The ABCs of Proposals: Part 3




As I have noted over the last couple of weeks, this article series started largely as a joke between a good friend and me. This friend, who recently had a baby, joked that her poor baby would fall asleep to RFPs instead of bedtime stories. As we laughed about this, we thought, how cute would it be if we made an ABC Book for our future little proposal manager? And that turned into, well wouldn’t that just be a unique and fun format for a proposal blog?

So here it is, in its final form, “The ABCs of Proposals: Part 3.” If you missed the first two articles, you can read those here: https://www.proposalreflections.com/2019/04/the-abcs-of-proposals-part-1.html and https://www.proposalreflections.com/2019/04/the-abcs-of-proposals-part-2.html.

R is for Request for Proposal (RFP)
A government RFP is the Government’s call for a response from industry to government needs. RFPs are the Government’s best attempt to describe the nature and extent of the goods or services it wishes to procure. A typical government RFP consists of Sections A – M. These sections set forth the terms and conditions of the acquisition.

S is for Source Selection Authority
To support the Source Selection Board (SSB), the Government designates a Source Selection Authority (SSA) to make the contract award. The SSA is responsible for the proper conduct of the source selection process. The SSA has full responsibility and authority to select the source/sources for award and approve the contract execution.

T is for Technical Approach
Technical approach requirements vary from RFP to RFP. You should structure the technical approach to the RFP requirements, mapping in the Statement of Work (SOW) or Performance Work Statement (PWS) as applicable. Your approach should demonstrate an understanding of the requirements, challenges, and risks.

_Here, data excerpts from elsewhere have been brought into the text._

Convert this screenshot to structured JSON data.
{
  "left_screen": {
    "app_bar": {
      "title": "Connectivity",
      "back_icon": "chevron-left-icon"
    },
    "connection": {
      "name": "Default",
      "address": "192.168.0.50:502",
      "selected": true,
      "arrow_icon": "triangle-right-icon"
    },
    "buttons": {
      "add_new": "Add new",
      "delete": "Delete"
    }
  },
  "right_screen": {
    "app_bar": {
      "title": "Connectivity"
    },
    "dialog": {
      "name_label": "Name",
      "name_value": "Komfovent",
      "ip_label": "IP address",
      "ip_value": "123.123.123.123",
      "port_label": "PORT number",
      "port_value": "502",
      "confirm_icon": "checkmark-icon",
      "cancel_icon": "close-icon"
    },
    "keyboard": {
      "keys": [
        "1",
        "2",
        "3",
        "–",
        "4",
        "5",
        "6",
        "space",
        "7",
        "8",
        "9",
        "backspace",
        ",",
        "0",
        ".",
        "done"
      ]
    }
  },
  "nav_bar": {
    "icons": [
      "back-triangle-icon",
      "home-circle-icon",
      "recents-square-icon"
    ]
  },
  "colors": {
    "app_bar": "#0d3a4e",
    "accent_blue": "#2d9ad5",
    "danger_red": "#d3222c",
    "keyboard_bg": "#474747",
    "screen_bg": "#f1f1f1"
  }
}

U is for Understanding the Customer
It is critical to take the time to understand the customer stakeholder needs before the RFP is released. Remember that building a relationship with our customers and understanding their underlying concerns takes time. Without solid customer relationships, we won’t have the opportunity to understand their programmatic concerns or determine what really keeps them up at night. Further, we won’t be able to develop solutions to meet their needs and vet those solutions prior to the RFP release. Once the RFP is released, the Federal Acquisition Regulation (FAR) limits customer interaction—so at that point, it’s too late for effective opportunity shaping and solution vetting.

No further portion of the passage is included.